Bağlık sırtlara ordugahını kuran Padişah, teslim teklifi gönderdiyse de bu teklif kabul edilmedi. Bunun üzerine şehir topa tutuldu, lağımlar kazıldı ve siperler açıldı. 4 Eylül'de kaçırılan Macar tacını getirmekle görevli olan Malkoçoğlu Bali Bey, Macar tacı ile beraber orduya katıldı.
7 Eylül'de yapılan genel taarruz sonucunda "Aşağı Kapı" denilen şehir kapılarından birini kaybeden müdafiler paniğe kapılarak şehrin muhtelif yerlerinde direniş yapmak üzere içeri doğru çekildi. Ertesi günün sabahında topçu ateşi olmaksızın taarruza kalkan Türk ordusu müdafilerin çok zayiat vermesine yol açtı. Direnemeyeceğini anlayan Alman kumandanlar, Macar kuvvetinin itirazına rağmen serbest kalmak şartıyla teslim oldu.
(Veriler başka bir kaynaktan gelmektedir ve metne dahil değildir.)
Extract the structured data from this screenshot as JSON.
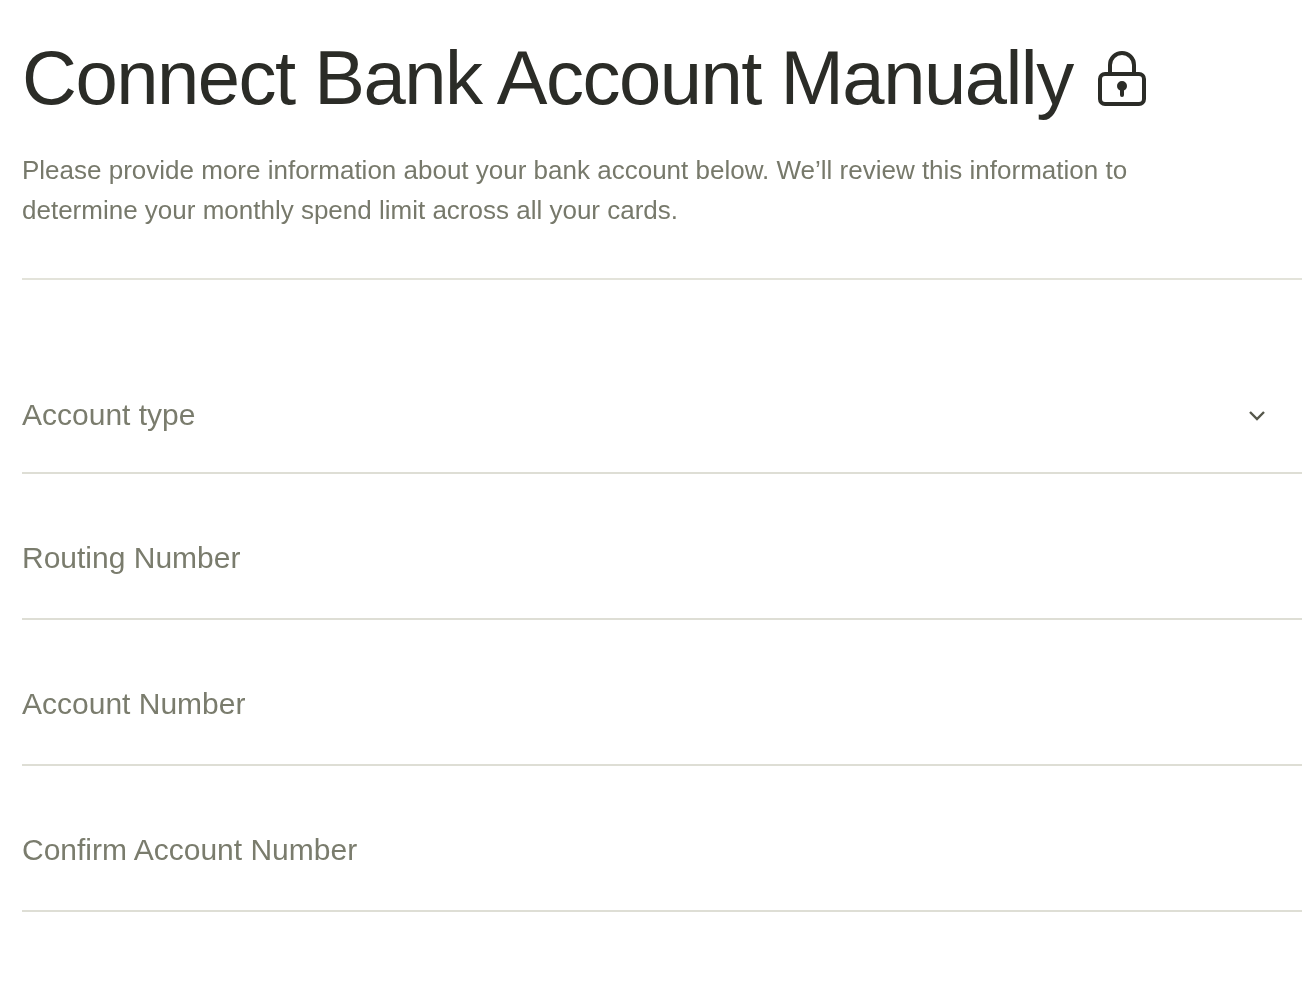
{
  "title": "Connect Bank Account Manually",
  "description": "Please provide more information about your bank account below. We’ll review this information to determine your monthly spend limit across all your cards.",
  "fields": [
    {
      "kind": "select",
      "placeholder": "Account type"
    },
    {
      "kind": "text",
      "placeholder": "Routing Number"
    },
    {
      "kind": "text",
      "placeholder": "Account Number"
    },
    {
      "kind": "text",
      "placeholder": "Confirm Account Number"
    }
  ]
}
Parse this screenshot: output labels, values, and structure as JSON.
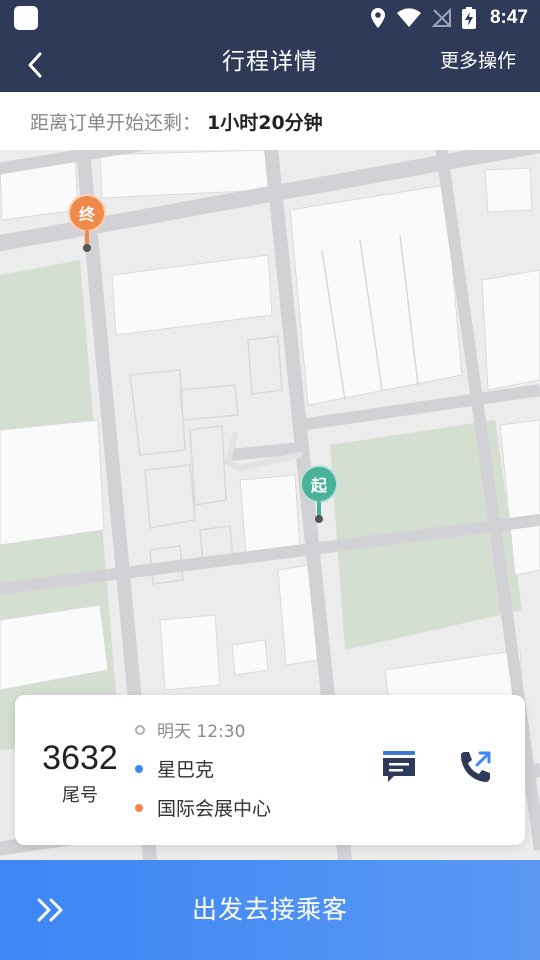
{
  "status_bar": {
    "time": "8:47"
  },
  "header": {
    "title": "行程详情",
    "more_actions": "更多操作",
    "back_icon": "chevron-left-icon"
  },
  "countdown": {
    "label": "距离订单开始还剩：",
    "value": "1小时20分钟"
  },
  "map": {
    "end_pin": {
      "label": "终",
      "color": "#f08a4b"
    },
    "start_pin": {
      "label": "起",
      "color": "#4ab19a"
    }
  },
  "trip_card": {
    "tail_number": "3632",
    "tail_label": "尾号",
    "time": "明天 12:30",
    "from": "星巴克",
    "to": "国际会展中心",
    "from_dot_color": "#3d86f5",
    "to_dot_color": "#f08a4b",
    "icon_color": "#2f3a59"
  },
  "action": {
    "label": "出发去接乘客",
    "icon": "double-chevron-right-icon"
  }
}
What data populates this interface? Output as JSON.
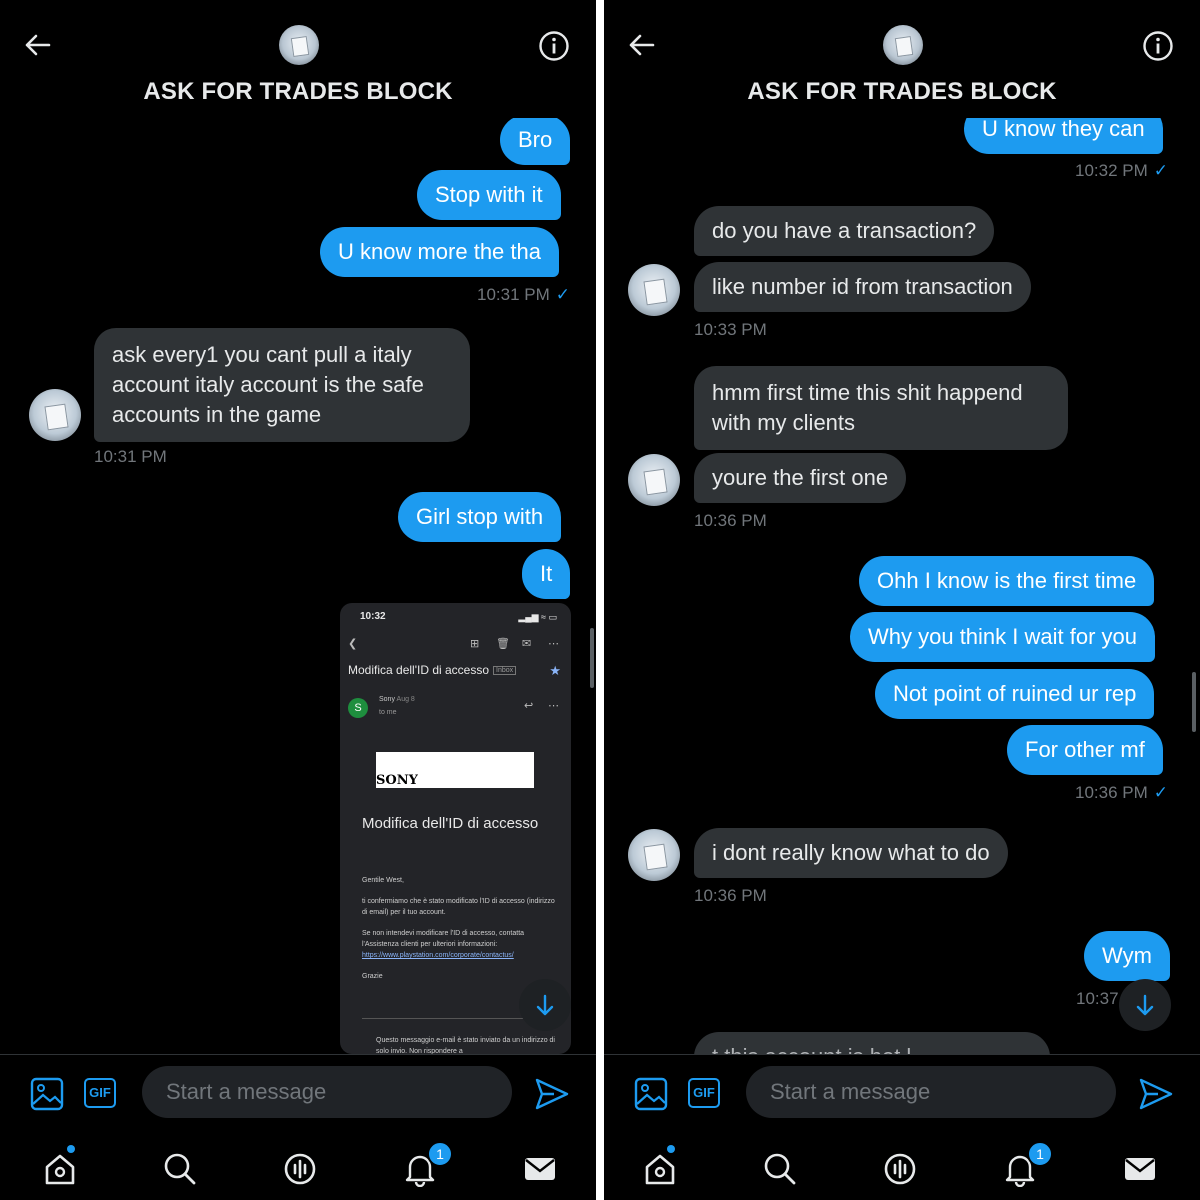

Kapıkulları yağmaya hakları olduğunu söyleyerek yağma talep etti ancak, şehir teslim olduğu için ve tahribat olmasını istemeyen Padişah ise bunu reddetti. Ertesi gün Alman askeri kaleyi boşaltırken içlerinden bazıları Yeniçeri ile münakaşaya girdi. Çıkan tartışmada bir Yeniçeri öldürülünce yağma yapamadığı için ganimet toplayamayan Kapıkulları, aradığı fırsatı buldu ve şehri terkeden askere saldırarak birçoğunu aileleriyle birlikte esir aldı. Yağmaya yeltenenler olsa da zabitler buna engel oldu.
Sonrası
Türk ordusu 10 gün civarı daha şehirde kalarak Alman ordusunun meydana çıkmasını bekledi. Bu bekleyiş sürerken 10 Eylül'de Boğdan Prensi Petru Rareș geldi ve itaat üzere olduğunu belirterek orduya katıldı. 14 Eylül'de ise Zapolya yeniden Macar tahtına oturdu. Tacı ise Padişah yerine ikinci sınıf bir Yeniçeri zabiti Sekbanbaşı verdi. Bu sırada av partisinde bulunan Kanuni Sultan Süleyman, bu hareketiyle Zapolya'ya sıradan bir Osmanlı valisi olduğunu ve krallığının ancak Padişah'ın iki dudağı arasında olduğunu gösteriyordu. Zapolya, kendisine tacı giydiren Yeniçeri müfrezesine bahşiş dağıttı. Komutan olan Sekbanbaşı 2000, müfrezedeki askerler ise 1000'er altın bahşiş aldı.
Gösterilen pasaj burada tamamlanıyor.